3:32 — I got into the station. I was told that the 6 o’clock producer Amy McPherson (who is an excellent, organized and calm producer) had me slated in the 6:10-6:15 slot.
Went right to work logging. Logging and then sorting out the bites and writing the script — so that there is a story to all this — always takes the longest.
I’d kept my interviews down to just 2-3 minutes, so that kept it a bit simpler.
Also, during the interviews before the airmen started arriving, I’d found a mother, Rita Coughlin, and wife, Julie Coughlin, of a returning reservist, Michael Coughlin, who had a couple of small children. One of the boys, Michael Coughlin, was dressed in military camouflage. I thought they might be good to wrap the story around. A “peg” we call it. To tell the story through their eyes and experiences. Not the whole story, but to give something of a sense of structure.
The image and sound of the little boy in his camos waving and calling out, “Hi daddy!” was priceless.
As I said at the top of the blog, I’ve been covering these welcome homes for a while. I always try to approach a story with a different slant that might also provide some big picture approach to a story or event.

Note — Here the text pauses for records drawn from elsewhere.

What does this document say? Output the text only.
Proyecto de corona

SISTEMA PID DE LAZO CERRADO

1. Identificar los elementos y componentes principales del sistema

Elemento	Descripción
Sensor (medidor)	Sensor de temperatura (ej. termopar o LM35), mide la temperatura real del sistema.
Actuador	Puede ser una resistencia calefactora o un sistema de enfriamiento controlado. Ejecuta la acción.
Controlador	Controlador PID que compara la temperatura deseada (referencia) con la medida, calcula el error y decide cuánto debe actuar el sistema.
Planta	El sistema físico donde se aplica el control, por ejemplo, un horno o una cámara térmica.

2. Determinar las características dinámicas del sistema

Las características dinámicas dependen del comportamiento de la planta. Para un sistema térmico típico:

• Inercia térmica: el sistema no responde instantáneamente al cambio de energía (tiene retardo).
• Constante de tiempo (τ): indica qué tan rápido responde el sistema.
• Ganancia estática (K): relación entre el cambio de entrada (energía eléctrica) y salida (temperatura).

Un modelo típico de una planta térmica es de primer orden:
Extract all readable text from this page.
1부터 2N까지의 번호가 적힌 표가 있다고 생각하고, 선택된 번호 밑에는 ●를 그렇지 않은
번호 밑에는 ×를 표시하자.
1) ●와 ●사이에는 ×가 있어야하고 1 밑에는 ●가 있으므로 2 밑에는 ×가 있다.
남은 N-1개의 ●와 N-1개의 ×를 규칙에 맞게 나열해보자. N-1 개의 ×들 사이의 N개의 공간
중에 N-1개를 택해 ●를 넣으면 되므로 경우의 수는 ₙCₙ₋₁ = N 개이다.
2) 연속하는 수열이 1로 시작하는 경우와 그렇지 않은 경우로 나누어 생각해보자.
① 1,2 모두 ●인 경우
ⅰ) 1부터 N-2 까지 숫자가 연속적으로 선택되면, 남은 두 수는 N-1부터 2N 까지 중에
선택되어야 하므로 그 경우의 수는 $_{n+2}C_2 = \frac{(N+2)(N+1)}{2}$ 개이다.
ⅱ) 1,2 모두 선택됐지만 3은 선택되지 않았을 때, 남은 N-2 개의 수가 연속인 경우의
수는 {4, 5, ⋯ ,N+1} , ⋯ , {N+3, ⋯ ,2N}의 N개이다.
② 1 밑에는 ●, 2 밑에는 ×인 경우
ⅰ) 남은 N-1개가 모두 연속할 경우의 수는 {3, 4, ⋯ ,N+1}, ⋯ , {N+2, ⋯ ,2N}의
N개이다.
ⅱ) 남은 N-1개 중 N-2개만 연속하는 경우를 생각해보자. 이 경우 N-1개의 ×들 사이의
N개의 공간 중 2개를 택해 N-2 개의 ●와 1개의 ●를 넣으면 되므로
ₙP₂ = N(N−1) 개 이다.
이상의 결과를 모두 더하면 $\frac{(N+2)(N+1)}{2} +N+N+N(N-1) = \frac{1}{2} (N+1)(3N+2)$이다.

In this case, with the official winding down of the War in Afghanistan slated, if all goes according to plan, for something next year in 2014, I made a point of asking everyone their thoughts about the proposed ending of the war and how, hopefully, there won’t be many more deployments and welcome homes in the foreseeable future.
The story was written and approved by 5:20. I had a little over half-an-hour to edit and get the package in the system.
Editing in 30-minutes is always tight, and this is the very reason why I shoot in a dynamic method of an “active camera” where I shoot action in long-running shots and follow the action with moving and zooming. A good emotional shot that can run 5 or 10 or more seconds is a lifesaver in crunches like this.
The edited story was fed into the system and ready to go by 5:58. I also always check to make sure that it is in the system properly and completely and will playback as it’s supposed to. This is confirmed by about 6:05.
I still had to get the fonts with the people’s names in!!!!!
We’re working in a new system and I’m still learning it, so fortunately assistant news director Jim Stimson helped me to get these in.
I then rushed to the control room and stood with producer Amy and the director as the story rolled and let them know which font was coming up and when it should be punched up under the people being interviewed as they air. Many people are still surprised to learn that so much of TV news happens live as the news is being broadcast and is not done in advance.
Everything aired without a hitch. I would love to have had a little more time to put the story together and to have also had more time for the story. But this is TV news and getting a minute-and-30-seconds for a story on the news these days is success in itself.
I only hope that everyone in the story is happy with it. And also that this will be their last deployment.